Narcocultura y
Narcoliteratura en Colombia.
©José Díaz-Díaz
Partiendo del supuesto de que la ideología y la
cultura obedecen en su diseño a una
infraestructura socio-económica que la sustenta, bien podría deducir que parte
de los contenidos de la nueva
novelística en Colombia, obedecen a su vez a la influencia que la subcultura
del narcotráfico ejerce sobre sus narradores.
Y es que la literatura en general, exceptuando algunos
géneros tales como el fantástico o el de ciencia-ficción, se nutre de la realidad
inmediata de su entorno histórico. Virgilio describió en Églogas o bucólicas y
en Las Geórgicas la vida pastoril y el inventario de la producción agrícola del
imperio romano. El Decamerón de
Boccaccio, dibuja la vida campestre de la Italia del siglo XIV. La picaresca
española de los siglos XVI y XVII con El
buscón, El Lazarillo, Rinconete, etc. nos señala a un personaje central, el
pícaro y sus aventuras para sobrevivir. Tolstói
en La guerra y la paz recrea a
la Rusia Zarista en la época de la invasión napoleónica. Süskind en El Perfume fabula sobre el negocio de
los perfumistas en el París de 1780. En Venezuela Rómulo Gallegos en Doña Bárbara
nos familiariza con el comercio y
las costumbres de los llanos occidentales de su país. En Perú, la novela sobre
el problema indígena no puede ser más elocuente con Ríos Profundos del antropólogo José María Arguedas. Y en Colombia
hace lo propio Jorge Isaacs en La María
(1867) y las haciendas azucareras del Valle del Cauca. Después, José Eustasio
Rivera con La Vorágine (1924) nos
instruirá sobre el negocio y la explotación del caucho y de los caucheros en el
Amazonas. Uno de sus personajes afirmará proféticamente: “Jugué mi corazón al
azar y me lo ganó la violencia”.
La novela sobre la Violencia en Colombia parece
adueñarse de todo el siglo veinte.

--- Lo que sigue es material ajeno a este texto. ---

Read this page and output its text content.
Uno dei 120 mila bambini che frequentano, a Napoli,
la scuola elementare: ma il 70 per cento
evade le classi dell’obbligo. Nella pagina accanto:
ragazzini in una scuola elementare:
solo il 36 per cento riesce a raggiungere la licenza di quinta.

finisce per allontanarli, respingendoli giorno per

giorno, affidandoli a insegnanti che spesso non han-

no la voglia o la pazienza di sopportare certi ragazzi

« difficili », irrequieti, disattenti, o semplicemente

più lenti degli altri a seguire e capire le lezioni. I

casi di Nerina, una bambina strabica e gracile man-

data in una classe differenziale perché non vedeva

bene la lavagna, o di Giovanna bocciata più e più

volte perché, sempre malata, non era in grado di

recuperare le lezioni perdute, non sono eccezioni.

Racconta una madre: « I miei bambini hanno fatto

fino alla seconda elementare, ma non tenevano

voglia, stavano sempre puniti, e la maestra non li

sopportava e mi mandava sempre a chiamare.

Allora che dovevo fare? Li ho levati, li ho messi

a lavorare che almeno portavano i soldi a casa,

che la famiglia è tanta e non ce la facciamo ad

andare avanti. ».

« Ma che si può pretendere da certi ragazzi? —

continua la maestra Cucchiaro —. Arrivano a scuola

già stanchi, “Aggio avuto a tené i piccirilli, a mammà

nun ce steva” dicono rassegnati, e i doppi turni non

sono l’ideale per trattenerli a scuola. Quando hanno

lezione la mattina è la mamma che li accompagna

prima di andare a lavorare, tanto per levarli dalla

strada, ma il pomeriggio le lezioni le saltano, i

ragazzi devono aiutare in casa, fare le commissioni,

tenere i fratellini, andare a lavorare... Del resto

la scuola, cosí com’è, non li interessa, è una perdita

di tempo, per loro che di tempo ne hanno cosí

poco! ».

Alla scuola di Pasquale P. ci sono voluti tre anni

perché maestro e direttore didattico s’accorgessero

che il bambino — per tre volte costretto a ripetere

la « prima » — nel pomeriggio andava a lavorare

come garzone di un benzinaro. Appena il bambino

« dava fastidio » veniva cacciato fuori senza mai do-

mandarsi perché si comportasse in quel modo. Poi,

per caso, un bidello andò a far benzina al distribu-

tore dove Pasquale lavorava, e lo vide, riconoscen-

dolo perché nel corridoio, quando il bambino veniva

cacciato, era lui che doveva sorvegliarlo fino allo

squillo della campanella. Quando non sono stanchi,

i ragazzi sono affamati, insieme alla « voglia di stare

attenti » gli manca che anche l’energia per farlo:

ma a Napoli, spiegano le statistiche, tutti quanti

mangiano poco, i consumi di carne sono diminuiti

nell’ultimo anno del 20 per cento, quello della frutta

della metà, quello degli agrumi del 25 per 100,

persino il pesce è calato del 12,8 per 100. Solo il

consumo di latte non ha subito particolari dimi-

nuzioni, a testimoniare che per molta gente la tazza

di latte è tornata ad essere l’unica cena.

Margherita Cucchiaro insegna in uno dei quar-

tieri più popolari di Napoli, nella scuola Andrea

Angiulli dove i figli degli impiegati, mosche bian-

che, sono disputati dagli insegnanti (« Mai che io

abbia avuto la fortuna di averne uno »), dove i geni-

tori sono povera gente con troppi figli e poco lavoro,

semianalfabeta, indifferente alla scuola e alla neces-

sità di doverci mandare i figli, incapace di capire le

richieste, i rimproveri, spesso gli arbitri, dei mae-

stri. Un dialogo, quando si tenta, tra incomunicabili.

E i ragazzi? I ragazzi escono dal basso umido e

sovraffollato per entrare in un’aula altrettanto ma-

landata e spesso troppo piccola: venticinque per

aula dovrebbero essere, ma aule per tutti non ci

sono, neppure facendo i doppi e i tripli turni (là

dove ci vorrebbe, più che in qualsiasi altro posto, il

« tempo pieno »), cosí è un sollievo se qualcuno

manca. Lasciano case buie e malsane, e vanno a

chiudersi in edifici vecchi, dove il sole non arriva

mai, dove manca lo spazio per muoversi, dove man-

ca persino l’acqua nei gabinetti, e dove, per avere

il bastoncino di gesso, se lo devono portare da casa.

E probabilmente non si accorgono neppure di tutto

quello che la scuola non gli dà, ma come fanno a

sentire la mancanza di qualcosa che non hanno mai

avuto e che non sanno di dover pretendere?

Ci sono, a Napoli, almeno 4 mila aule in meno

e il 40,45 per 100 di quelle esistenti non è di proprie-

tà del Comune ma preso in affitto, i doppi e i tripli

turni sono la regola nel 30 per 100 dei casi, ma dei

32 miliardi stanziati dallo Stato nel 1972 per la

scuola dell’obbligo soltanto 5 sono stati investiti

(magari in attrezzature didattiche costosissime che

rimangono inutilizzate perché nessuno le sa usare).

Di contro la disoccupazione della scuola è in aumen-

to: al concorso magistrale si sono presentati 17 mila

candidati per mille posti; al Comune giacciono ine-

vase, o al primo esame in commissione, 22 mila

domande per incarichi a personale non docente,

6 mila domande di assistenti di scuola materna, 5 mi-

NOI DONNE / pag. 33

Hasta la década de los sesenta se escribe
narrativa « en la Violencia», un realismo pedestre de crónica y anécdota de
miseria y dolor. Acordémonos de El nueve
de Abril, de Pedro Gómez; o El monstruo, de Carlos H. Pareja. En
adelante, aparece una literatura más elaborada y con utilización de técnicas
sofisticadas y que podríamos llamar como literatura “sobre la Violencia”. En la
medida que se toma distancia del fenómeno, la calidad y la técnica van
mejorando. Tal es el caso de Noche de
pájaros de Arturo Alape o Estaba la
pájara pinta sentada en el verde limón, de Alba lucía Ángel (1976).
El subgénero sicaresco (pariente lejano de la
picaresca española, por aquello del pícaro y ahora del sicario) y la
metaforización del mundillo narco, surge
al mercado con una fuerza impresionante gracias al Boom editorial que caracterizó a la narrativa latinoamericana a
partir de las décadas de los setenta y que internacionaliza la producción de
nuestros narradores. Pegados como mercancía de segunda a este tren y con el
impulso de los Media, de la industria editorial y en particular de la
Televisión, que sin duda alguna favorece la puesta en escena de un tipo de
temática macabra y amarillista, que es la que más vende y por lo tanto arroja
mayor utilidad, la novela sobre el narcotráfico nos invade como una honda en
expansión paralela a la misma realidad que estamos viviendo. La subcultura del
narcotráfico impone su propia narcoliteratura.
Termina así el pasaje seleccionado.